Mereduksi kecemasan pada lansia merujuk pada upaya untuk mengurangi atau mengendalikan tingkat kecemasan yang dialami oleh individu yang berusia lanjut. Ini melibatkan penerapan strategi dan intervensi yang bertujuan untuk mengurangi intensitas dan frekuensi perasaan kecemasan, serta meningkatkan kesejahteraan emosional dan psikologis lansia tersebut.

Tujuan dari mereduksi kecemasan pada lansia adalah untuk membantu mereka merasa lebih tenang, stabil, dan mampu menghadapi tantangan kehidupan sehari-hari dengan lebih baik. Hal ini dapat dilakukan melalui berbagai metode, termasuk teknik relaksasi, aktivitas fisik teratur, terapi psikologis, dukungan sosial, dan pengelolaan stres.

Mereduksi kecemasan pada lansia juga dapat melibatkan pendekatan holistik yang mempertimbangkan aspek-aspek fisik, psikologis, sosial, dan lingkungan dalam kehidupan mereka. Dengan demikian, upaya mereduksi kecemasan pada lansia sering melibatkan kerja sama antara individu, keluarga, tenaga kesehatan, dan profesional kesehatan mental untuk mencapai hasil yang optimal dalam meningkatkan kesejahteraan mental dan emosional lansia tersebut.

Kecemasan pada lansia merujuk pada kondisi ketika seseorang yang berusia lanjut mengalami perasaan khawatir, gelisah, atau ketidaknyamanan yang berlebihan terhadap situasi atau peristiwa tertentu. Kecemasan pada lansia dapat muncul sebagai respons terhadap perubahan fisik, psikologis, atau lingkungan yang terjadi seiring bertambahnya usia.

Beberapa faktor yang dapat menyebabkan kecemasan pada lansia meliputi:

Penurunan kesehatan fisik: 
Penurunan kesehatan fisik, seperti gangguan kesehatan kronis atau penurunan mobilitas, dapat menyebabkan kekhawatiran terhadap kesehatan dan kemandirian mereka.

Penurunan kesehatan fisik menyebabkan kekhawatiran.
(Sumber: foto canva.com)

Penurunan kesehatan mental:
Lansia sering mengalami penurunan kesehatan mental, seperti gangguan kecemasan, depresi, atau gangguan kognitif, yang dapat meningkatkan tingkat kecemasan.
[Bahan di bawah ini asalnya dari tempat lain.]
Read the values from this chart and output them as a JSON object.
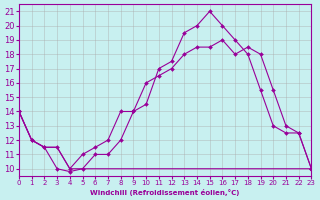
{
  "xlabel": "Windchill (Refroidissement éolien,°C)",
  "background_color": "#c8f0f0",
  "line_color": "#990099",
  "grid_color": "#aaaaaa",
  "xlim": [
    0,
    23
  ],
  "ylim": [
    9.5,
    21.5
  ],
  "yticks": [
    10,
    11,
    12,
    13,
    14,
    15,
    16,
    17,
    18,
    19,
    20,
    21
  ],
  "xticks": [
    0,
    1,
    2,
    3,
    4,
    5,
    6,
    7,
    8,
    9,
    10,
    11,
    12,
    13,
    14,
    15,
    16,
    17,
    18,
    19,
    20,
    21,
    22,
    23
  ],
  "line1_x": [
    0,
    1,
    2,
    3,
    4,
    5,
    6,
    7,
    8,
    9,
    10,
    11,
    12,
    13,
    14,
    15,
    16,
    17,
    18,
    19,
    20,
    21,
    22,
    23
  ],
  "line1_y": [
    14,
    12,
    11.5,
    10,
    9.8,
    10,
    11,
    11,
    12,
    14,
    14.5,
    17,
    17.5,
    19.5,
    20,
    21,
    20,
    19,
    18,
    15.5,
    13,
    12.5,
    12.5,
    10
  ],
  "line2_x": [
    0,
    1,
    2,
    3,
    4,
    5,
    6,
    7,
    8,
    9,
    10,
    11,
    12,
    13,
    14,
    15,
    16,
    17,
    18,
    19,
    20,
    21,
    22,
    23
  ],
  "line2_y": [
    14,
    12,
    11.5,
    11.5,
    10,
    10,
    10,
    10,
    10,
    10,
    10,
    10,
    10,
    10,
    10,
    10,
    10,
    10,
    10,
    10,
    10,
    10,
    10,
    10
  ],
  "line3_x": [
    0,
    1,
    2,
    3,
    4,
    5,
    6,
    7,
    8,
    9,
    10,
    11,
    12,
    13,
    14,
    15,
    16,
    17,
    18,
    19,
    20,
    21,
    22,
    23
  ],
  "line3_y": [
    14,
    12,
    11.5,
    11.5,
    10,
    11,
    11.5,
    12,
    14,
    14,
    16,
    16.5,
    17,
    18,
    18.5,
    18.5,
    19,
    18,
    18.5,
    18,
    15.5,
    13,
    12.5,
    10
  ]
}
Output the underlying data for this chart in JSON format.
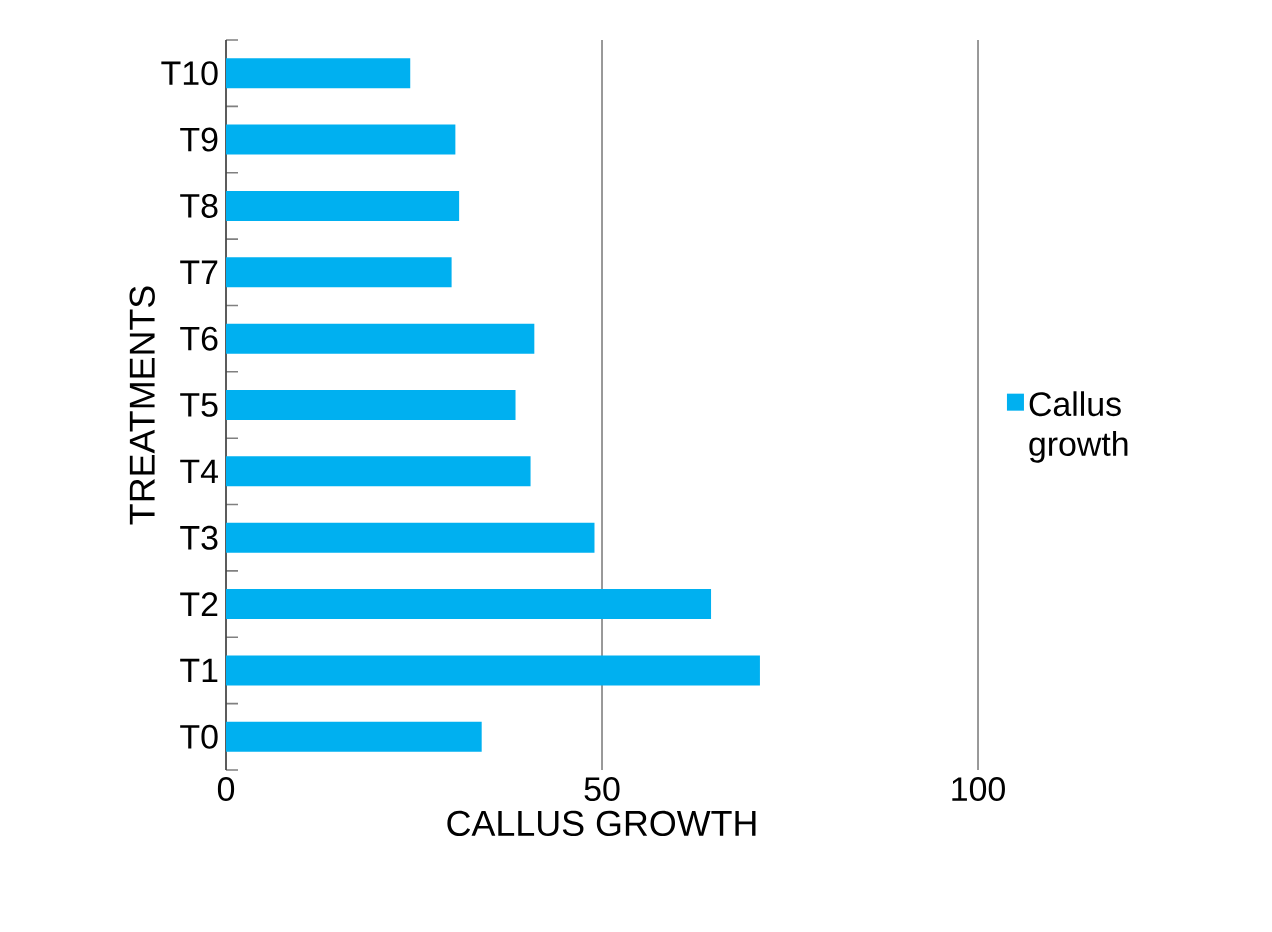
{
  "chart_data": {
    "type": "bar",
    "orientation": "horizontal",
    "xlabel": "CALLUS GROWTH",
    "ylabel": "TREATMENTS",
    "categories": [
      "T10",
      "T9",
      "T8",
      "T7",
      "T6",
      "T5",
      "T4",
      "T3",
      "T2",
      "T1",
      "T0"
    ],
    "series": [
      {
        "name": "Callus growth",
        "color": "#00b0f0",
        "values": [
          24.5,
          30.5,
          31,
          30,
          41,
          38.5,
          40.5,
          49,
          64.5,
          71,
          34
        ]
      }
    ],
    "xlim": [
      0,
      100
    ],
    "xticks": [
      0,
      50,
      100
    ],
    "grid": "x",
    "legend": "right"
  }
}
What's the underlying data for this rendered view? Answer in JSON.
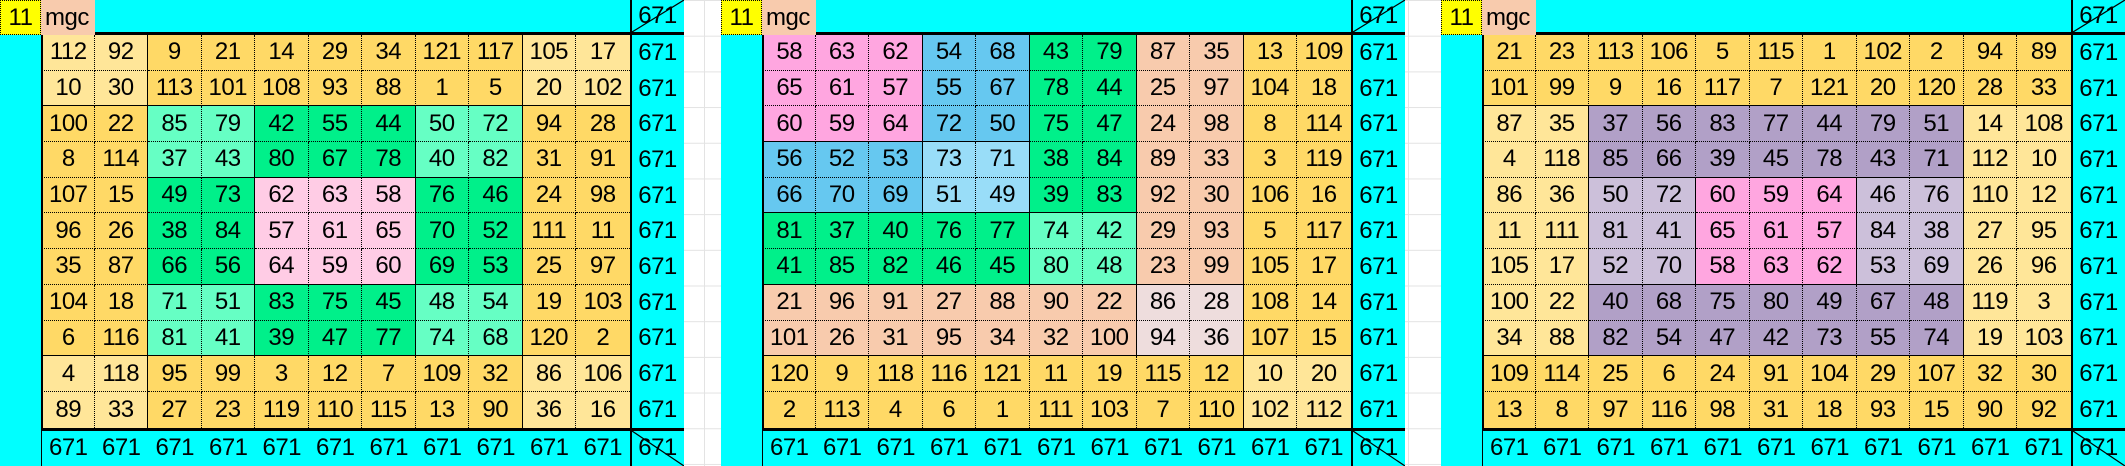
{
  "order_label": "11",
  "magic_label": "mgc",
  "magic_sum": "671",
  "palette": {
    "O": "#FFD966",
    "L": "#FFE699",
    "G": "#00F08A",
    "M": "#66FFC4",
    "P": "#FFCCE5",
    "K": "#FFA6E0",
    "B": "#66C8F0",
    "C": "#99DDF8",
    "E": "#F8CBAD",
    "W": "#EEDDDD",
    "V": "#B1A0C7",
    "U": "#CCC0DA"
  },
  "grids": [
    {
      "row_sums": [
        "671",
        "671",
        "671",
        "671",
        "671",
        "671",
        "671",
        "671",
        "671",
        "671",
        "671"
      ],
      "col_sums": [
        "671",
        "671",
        "671",
        "671",
        "671",
        "671",
        "671",
        "671",
        "671",
        "671",
        "671"
      ],
      "colors": [
        "LLOOOOOOOLL",
        "LLOOOOOOOLL",
        "OOMMGGGMMOO",
        "OOMMGGGMMOO",
        "OOGGPPPGGOO",
        "OOGGPPPGGOO",
        "OOGGPPPGGOO",
        "OOMMGGGMMOO",
        "OOMMGGGMMOO",
        "LLOOOOOOOLL",
        "LLOOOOOOOLL"
      ],
      "values": [
        [
          "112",
          "92",
          "9",
          "21",
          "14",
          "29",
          "34",
          "121",
          "117",
          "105",
          "17"
        ],
        [
          "10",
          "30",
          "113",
          "101",
          "108",
          "93",
          "88",
          "1",
          "5",
          "20",
          "102"
        ],
        [
          "100",
          "22",
          "85",
          "79",
          "42",
          "55",
          "44",
          "50",
          "72",
          "94",
          "28"
        ],
        [
          "8",
          "114",
          "37",
          "43",
          "80",
          "67",
          "78",
          "40",
          "82",
          "31",
          "91"
        ],
        [
          "107",
          "15",
          "49",
          "73",
          "62",
          "63",
          "58",
          "76",
          "46",
          "24",
          "98"
        ],
        [
          "96",
          "26",
          "38",
          "84",
          "57",
          "61",
          "65",
          "70",
          "52",
          "111",
          "11"
        ],
        [
          "35",
          "87",
          "66",
          "56",
          "64",
          "59",
          "60",
          "69",
          "53",
          "25",
          "97"
        ],
        [
          "104",
          "18",
          "71",
          "51",
          "83",
          "75",
          "45",
          "48",
          "54",
          "19",
          "103"
        ],
        [
          "6",
          "116",
          "81",
          "41",
          "39",
          "47",
          "77",
          "74",
          "68",
          "120",
          "2"
        ],
        [
          "4",
          "118",
          "95",
          "99",
          "3",
          "12",
          "7",
          "109",
          "32",
          "86",
          "106"
        ],
        [
          "89",
          "33",
          "27",
          "23",
          "119",
          "110",
          "115",
          "13",
          "90",
          "36",
          "16"
        ]
      ]
    },
    {
      "row_sums": [
        "671",
        "671",
        "671",
        "671",
        "671",
        "671",
        "671",
        "671",
        "671",
        "671",
        "671"
      ],
      "col_sums": [
        "671",
        "671",
        "671",
        "671",
        "671",
        "671",
        "671",
        "671",
        "671",
        "671",
        "671"
      ],
      "colors": [
        "KKKBBGGEEOO",
        "KKKBBGGEEOO",
        "KKKBBGGEEOO",
        "BBBCCGGEEOO",
        "BBBCCGGEEOO",
        "GGGGGMMEEOO",
        "GGGGGMMEEOO",
        "EEEEEEEWWOO",
        "EEEEEEEWWOO",
        "OOOOOOOOOLL",
        "OOOOOOOOOLL"
      ],
      "values": [
        [
          "58",
          "63",
          "62",
          "54",
          "68",
          "43",
          "79",
          "87",
          "35",
          "13",
          "109"
        ],
        [
          "65",
          "61",
          "57",
          "55",
          "67",
          "78",
          "44",
          "25",
          "97",
          "104",
          "18"
        ],
        [
          "60",
          "59",
          "64",
          "72",
          "50",
          "75",
          "47",
          "24",
          "98",
          "8",
          "114"
        ],
        [
          "56",
          "52",
          "53",
          "73",
          "71",
          "38",
          "84",
          "89",
          "33",
          "3",
          "119"
        ],
        [
          "66",
          "70",
          "69",
          "51",
          "49",
          "39",
          "83",
          "92",
          "30",
          "106",
          "16"
        ],
        [
          "81",
          "37",
          "40",
          "76",
          "77",
          "74",
          "42",
          "29",
          "93",
          "5",
          "117"
        ],
        [
          "41",
          "85",
          "82",
          "46",
          "45",
          "80",
          "48",
          "23",
          "99",
          "105",
          "17"
        ],
        [
          "21",
          "96",
          "91",
          "27",
          "88",
          "90",
          "22",
          "86",
          "28",
          "108",
          "14"
        ],
        [
          "101",
          "26",
          "31",
          "95",
          "34",
          "32",
          "100",
          "94",
          "36",
          "107",
          "15"
        ],
        [
          "120",
          "9",
          "118",
          "116",
          "121",
          "11",
          "19",
          "115",
          "12",
          "10",
          "20"
        ],
        [
          "2",
          "113",
          "4",
          "6",
          "1",
          "111",
          "103",
          "7",
          "110",
          "102",
          "112"
        ]
      ]
    },
    {
      "row_sums": [
        "671",
        "671",
        "671",
        "671",
        "671",
        "671",
        "671",
        "671",
        "671",
        "671",
        "671"
      ],
      "col_sums": [
        "671",
        "671",
        "671",
        "671",
        "671",
        "671",
        "671",
        "671",
        "671",
        "671",
        "671"
      ],
      "colors": [
        "OOOOOOOOOOO",
        "OOOOOOOOOOO",
        "LLVVVVVVVLL",
        "LLVVVVVVVLL",
        "LLUUKKKUULL",
        "LLUUKKKUULL",
        "LLUUKKKUULL",
        "LLVVVVVVVLL",
        "LLVVVVVVVLL",
        "OOOOOOOOOOO",
        "OOOOOOOOOOO"
      ],
      "values": [
        [
          "21",
          "23",
          "113",
          "106",
          "5",
          "115",
          "1",
          "102",
          "2",
          "94",
          "89"
        ],
        [
          "101",
          "99",
          "9",
          "16",
          "117",
          "7",
          "121",
          "20",
          "120",
          "28",
          "33"
        ],
        [
          "87",
          "35",
          "37",
          "56",
          "83",
          "77",
          "44",
          "79",
          "51",
          "14",
          "108"
        ],
        [
          "4",
          "118",
          "85",
          "66",
          "39",
          "45",
          "78",
          "43",
          "71",
          "112",
          "10"
        ],
        [
          "86",
          "36",
          "50",
          "72",
          "60",
          "59",
          "64",
          "46",
          "76",
          "110",
          "12"
        ],
        [
          "11",
          "111",
          "81",
          "41",
          "65",
          "61",
          "57",
          "84",
          "38",
          "27",
          "95"
        ],
        [
          "105",
          "17",
          "52",
          "70",
          "58",
          "63",
          "62",
          "53",
          "69",
          "26",
          "96"
        ],
        [
          "100",
          "22",
          "40",
          "68",
          "75",
          "80",
          "49",
          "67",
          "48",
          "119",
          "3"
        ],
        [
          "34",
          "88",
          "82",
          "54",
          "47",
          "42",
          "73",
          "55",
          "74",
          "19",
          "103"
        ],
        [
          "109",
          "114",
          "25",
          "6",
          "24",
          "91",
          "104",
          "29",
          "107",
          "32",
          "30"
        ],
        [
          "13",
          "8",
          "97",
          "116",
          "98",
          "31",
          "18",
          "93",
          "15",
          "90",
          "92"
        ]
      ]
    }
  ]
}
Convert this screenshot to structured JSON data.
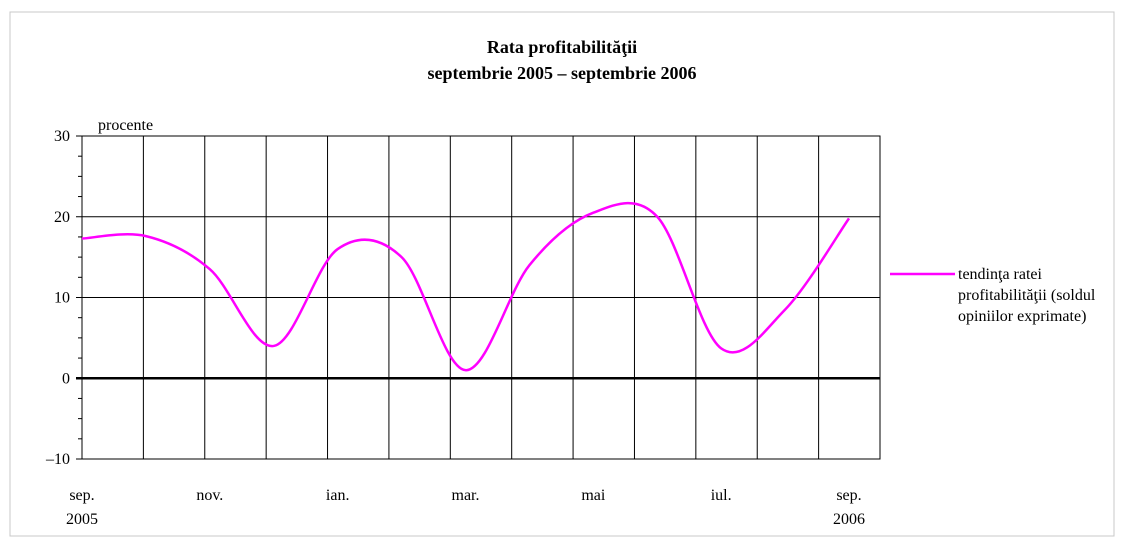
{
  "chart_data": {
    "type": "line",
    "title": "Rata profitabilităţii",
    "subtitle": "septembrie 2005 – septembrie 2006",
    "y_label": "procente",
    "categories": [
      "sep.\n2005",
      null,
      "nov.",
      null,
      "ian.",
      null,
      "mar.",
      null,
      "mai",
      null,
      "iul.",
      null,
      "sep.\n2006"
    ],
    "series": [
      {
        "name": "tendinţa ratei profitabilităţii (soldul opiniilor exprimate)",
        "color": "#ff00ff",
        "values": [
          17.3,
          17.6,
          13.5,
          4,
          16,
          15,
          1,
          14,
          20.5,
          20,
          3.7,
          8.5,
          19.8
        ]
      }
    ],
    "ylim": [
      -10,
      30
    ],
    "yticks": [
      {
        "value": -10,
        "label": "–10"
      },
      0,
      10,
      20,
      30
    ],
    "grid": true,
    "legend": "right"
  }
}
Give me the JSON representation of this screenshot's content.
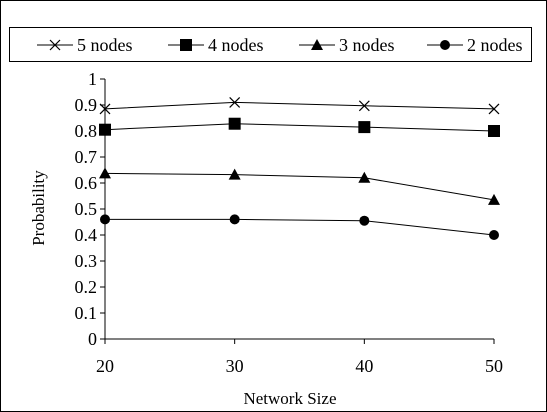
{
  "chart_data": {
    "type": "line",
    "title": "",
    "xlabel": "Network Size",
    "ylabel": "Probability",
    "x": [
      20,
      30,
      40,
      50
    ],
    "x_tick_labels": [
      "20",
      "30",
      "40",
      "50"
    ],
    "ylim": [
      0,
      1
    ],
    "y_tick_labels": [
      "0",
      "0.1",
      "0.2",
      "0.3",
      "0.4",
      "0.5",
      "0.6",
      "0.7",
      "0.8",
      "0.9",
      "1"
    ],
    "grid": false,
    "legend_position": "top",
    "series": [
      {
        "name": "5 nodes",
        "marker": "x-cross",
        "values": [
          0.885,
          0.91,
          0.897,
          0.885
        ]
      },
      {
        "name": "4 nodes",
        "marker": "square",
        "values": [
          0.805,
          0.828,
          0.815,
          0.8
        ]
      },
      {
        "name": "3 nodes",
        "marker": "triangle",
        "values": [
          0.637,
          0.632,
          0.62,
          0.535
        ]
      },
      {
        "name": "2 nodes",
        "marker": "circle",
        "values": [
          0.46,
          0.46,
          0.455,
          0.4
        ]
      }
    ],
    "colors": {
      "line": "#000000",
      "background": "#ffffff"
    }
  }
}
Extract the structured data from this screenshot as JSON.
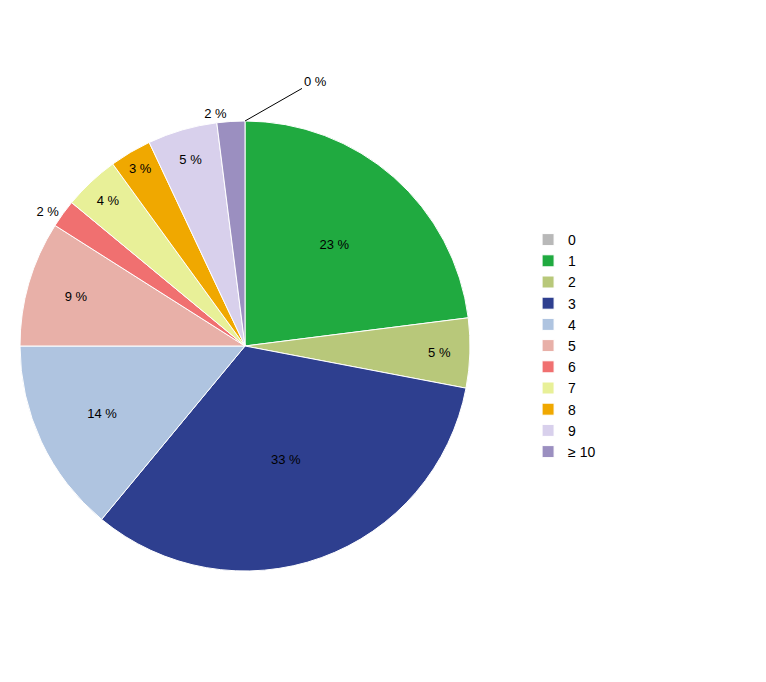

Perubahan sosial dan lingkungan: 
Perubahan signifikan dalam kehidupan sosial, seperti kehilangan pasangan hidup, pensiun, atau perubahan tempat tinggal, dapat menyebabkan perasaan cemas dan tidak nyaman.

Isolasi sosial:
Lansia yang mengalami isolasi sosial atau kurangnya dukungan sosial cenderung memiliki tingkat kecemasan yang lebih tinggi.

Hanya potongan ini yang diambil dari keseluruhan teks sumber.